Transition énergétique, “il faut rapprocher les centres de production et de distribution”

Publié le 05/09/2013
André Milan, secrétaire général de la FGTE (CFDT Transports et environnement), apporte son point de vue sur l'avis du Cese (Conseil économique, social et environnemental) concernant la transition énergétique dans les transports.

Quelle appréciation générale fait la FGTE de l’avis du Cese sur la transition énergétique dans les transports ?
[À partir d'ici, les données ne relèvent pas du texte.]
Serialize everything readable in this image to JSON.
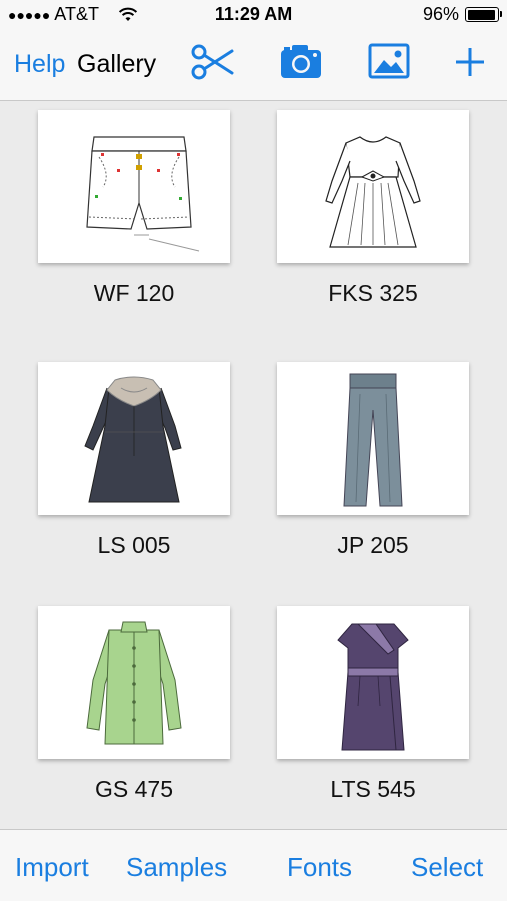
{
  "status": {
    "carrier": "AT&T",
    "time": "11:29 AM",
    "battery": "96%",
    "battery_level": 0.96
  },
  "nav": {
    "help_label": "Help",
    "title": "Gallery",
    "icons": [
      "scissors-icon",
      "camera-icon",
      "image-icon",
      "plus-icon"
    ]
  },
  "gallery": {
    "items": [
      {
        "label": "WF 120",
        "garment": "shorts"
      },
      {
        "label": "FKS 325",
        "garment": "dress"
      },
      {
        "label": "LS 005",
        "garment": "dark-dress"
      },
      {
        "label": "JP 205",
        "garment": "pants"
      },
      {
        "label": "GS 475",
        "garment": "shirt"
      },
      {
        "label": "LTS 545",
        "garment": "wrap-dress"
      }
    ]
  },
  "toolbar": {
    "import_label": "Import",
    "samples_label": "Samples",
    "fonts_label": "Fonts",
    "select_label": "Select"
  },
  "colors": {
    "accent": "#1a7ee0",
    "background": "#ebebeb",
    "bar": "#f7f7f7"
  }
}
Notre fédération partage l’essentiel de ce qui a été formulé dans l’avis du CESE. Et trouve très positif de pouvoir ajouter le transport dans le débat sur la transition énergétique. Ce qui nous semble positif, c’est également l’approche qui en a été faite par le CESE, en élargissant les perspectives. Jusqu’alors, le débat avait été limité à une vision centrée sur des améliorations technologiques. Certes, ce sujet est important, et on le voit avec les normes de moteur « Euro 6 », qui ont permis d’améliorer la consommation des véhicules et de réduire les rejets de CO2. Mais l’avis du CESE a ouvert d’autres pistes, sur les critères de choix d’infrastructures par exemple ou l’évolution des comportements.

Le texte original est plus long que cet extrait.